Common Anti-Patterns
Section titled “Common Anti-Patterns”| Anti-Pattern | Problem | Fix |
|---|---|---|
| 30+ minute pipelines | Developers don’t wait, context-switch | Parallelize, cache, split test suites |
| Flaky tests | False failures erode trust | Quarantine, fix, or delete flaky tests |
| Manual gates everywhere | Slow deployments, bottleneck on approvers | Automate staging deploy; manual gate only for production |
| No rollback plan | Stuck when a deployment goes bad | Test rollback procedures regularly |
| Secrets in code | Credential leaks | Use platform secret store + OIDC |
| Pipeline YAML copy-paste | Inconsistent, hard to maintain | Reusable workflows / includes / templates |
| No path filtering in monorepo | Every change rebuilds everything | Add path filters and affected-only builds |
| Testing only in CI | Slow feedback for developers | Run fast tests locally too (pre-commit, husky) |
| Ignoring security scans | Vulnerabilities ship to production | Block merge if critical/high vulnerabilities found |
| No deployment observability | Don’t know if deploy succeeded or degraded | Smoke tests + monitoring after deploy |
Checklist
Section titled “Checklist”A quick checklist for a healthy CI/CD setup:
- Pipeline runs on every push and PR.
- Pipeline completes in under 10 minutes (ideally under 5).

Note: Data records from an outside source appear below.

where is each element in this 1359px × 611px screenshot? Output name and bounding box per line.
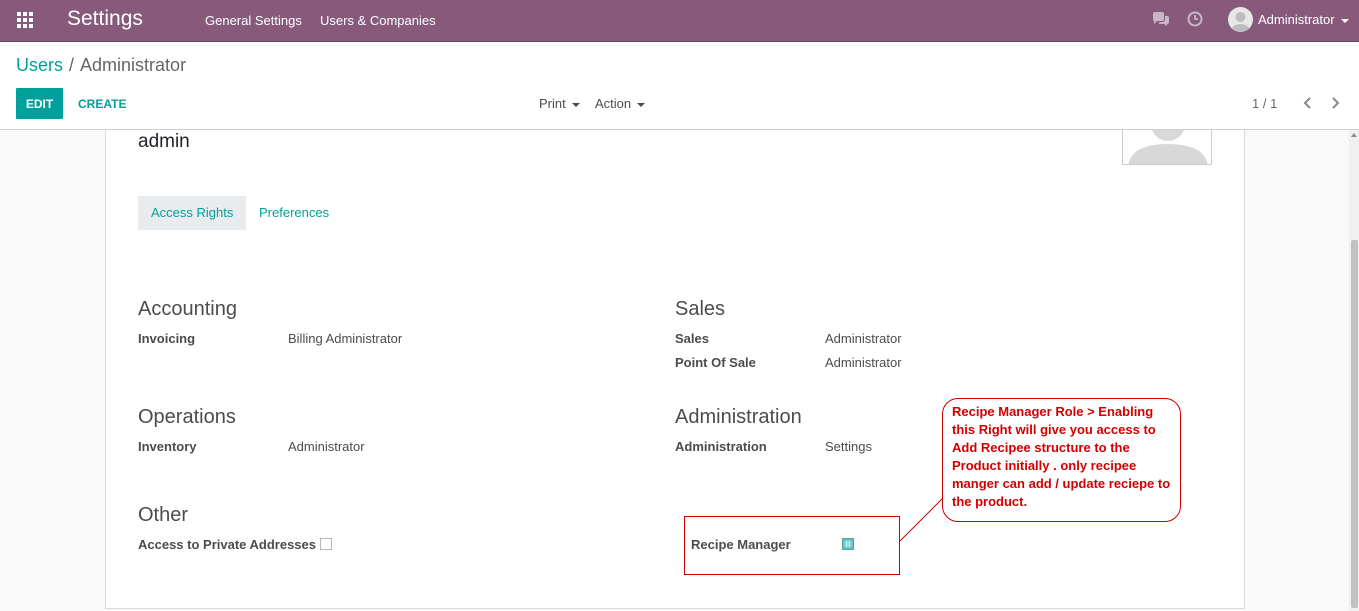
field-value-sales: Administrator — [825, 331, 902, 346]
print-label: Print — [539, 96, 566, 111]
user-name-label: Administrator — [1258, 12, 1335, 27]
breadcrumb-separator: / — [69, 55, 75, 75]
private-addresses-checkbox[interactable] — [320, 538, 332, 550]
breadcrumb-current: Administrator — [80, 55, 187, 75]
chevron-down-icon — [1340, 18, 1349, 23]
form-sheet: admin Access Rights Preferences Accounti… — [105, 100, 1245, 609]
tab-preferences[interactable]: Preferences — [246, 196, 342, 230]
clock-icon[interactable] — [1187, 11, 1203, 27]
field-value-point-of-sale: Administrator — [825, 355, 902, 370]
field-label-recipe-manager: Recipe Manager — [691, 537, 791, 552]
chevron-down-icon — [637, 102, 646, 107]
field-value-inventory: Administrator — [288, 439, 365, 454]
field-value-administration: Settings — [825, 439, 872, 454]
top-navbar: Settings General Settings Users & Compan… — [0, 0, 1359, 42]
apps-grid-icon[interactable] — [17, 12, 34, 29]
edit-button[interactable]: EDIT — [16, 88, 63, 119]
print-dropdown[interactable]: Print — [539, 96, 580, 111]
group-title-sales: Sales — [675, 298, 726, 320]
field-label-point-of-sale: Point Of Sale — [675, 355, 756, 370]
tab-access-rights[interactable]: Access Rights — [138, 196, 247, 230]
field-label-invoicing: Invoicing — [138, 331, 196, 346]
group-title-operations: Operations — [138, 406, 236, 428]
field-label-administration: Administration — [675, 439, 767, 454]
pager-value[interactable]: 1 / 1 — [1252, 96, 1277, 111]
login-name: admin — [138, 131, 190, 152]
user-avatar-icon[interactable] — [1228, 7, 1253, 32]
breadcrumb: Users / Administrator — [16, 55, 186, 76]
field-label-inventory: Inventory — [138, 439, 197, 454]
chevron-left-icon[interactable] — [1300, 94, 1316, 112]
scroll-up-arrow-icon[interactable] — [1351, 133, 1357, 137]
breadcrumb-users-link[interactable]: Users — [16, 55, 63, 75]
scrollbar-thumb[interactable] — [1351, 240, 1358, 608]
field-label-private-addresses: Access to Private Addresses — [138, 537, 317, 552]
control-panel: Users / Administrator EDIT CREATE Print Ac… — [0, 42, 1359, 130]
chevron-right-icon[interactable] — [1327, 94, 1343, 112]
field-label-sales: Sales — [675, 331, 709, 346]
recipe-manager-checkbox[interactable] — [842, 538, 854, 550]
field-value-invoicing: Billing Administrator — [288, 331, 403, 346]
app-title: Settings — [67, 7, 143, 30]
menu-users-companies[interactable]: Users & Companies — [320, 13, 436, 28]
group-title-other: Other — [138, 504, 189, 526]
chevron-down-icon — [571, 102, 580, 107]
group-title-accounting: Accounting — [138, 298, 237, 320]
action-label: Action — [595, 96, 632, 111]
annotation-callout: Recipe Manager Role > Enabling this Righ… — [942, 398, 1181, 522]
group-title-administration: Administration — [675, 406, 802, 428]
menu-general-settings[interactable]: General Settings — [205, 13, 302, 28]
create-button[interactable]: CREATE — [72, 88, 132, 119]
chat-icon[interactable] — [1152, 12, 1170, 27]
action-dropdown[interactable]: Action — [595, 96, 646, 111]
user-menu[interactable]: Administrator — [1258, 12, 1349, 27]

- Secrets are in the platform’s encrypted store, not in code.
- OIDC is used for cloud authentication (no long-lived keys).
- Actions and dependencies are pinned to specific versions.
- Tests follow the test pyramid (many unit, some integration, few e2e).
- Flaky tests are tracked and fixed.
- Path filtering is in place for monorepos.
- Staging deploys automatically; production has a manual approval gate.
- Rollback procedure is documented and tested.
- Pipeline failures send notifications (Slack/Teams).
- DORA metrics are tracked.
- Pipeline YAML is reviewed like application code.
Key Takeaways
Section titled “Key Takeaways”- Fail fast — lint and unit tests before long-running jobs.
- Parallelize — independent jobs should run simultaneously.
- Keep it under 10 minutes — fast feedback is the core value of CI.
- OIDC > stored credentials — short-lived tokens with no secrets to manage.
- Pin everything — actions, images, dependencies.
- Test pyramid — many unit tests, some integration, few e2e.
- Trunk-based or GitHub Flow — short-lived branches, frequent merges.
- Track DORA metrics — deployment frequency, lead time, change failure rate, time to restore.
- Treat pipeline YAML as code — version controlled, reviewed, DRY, documented.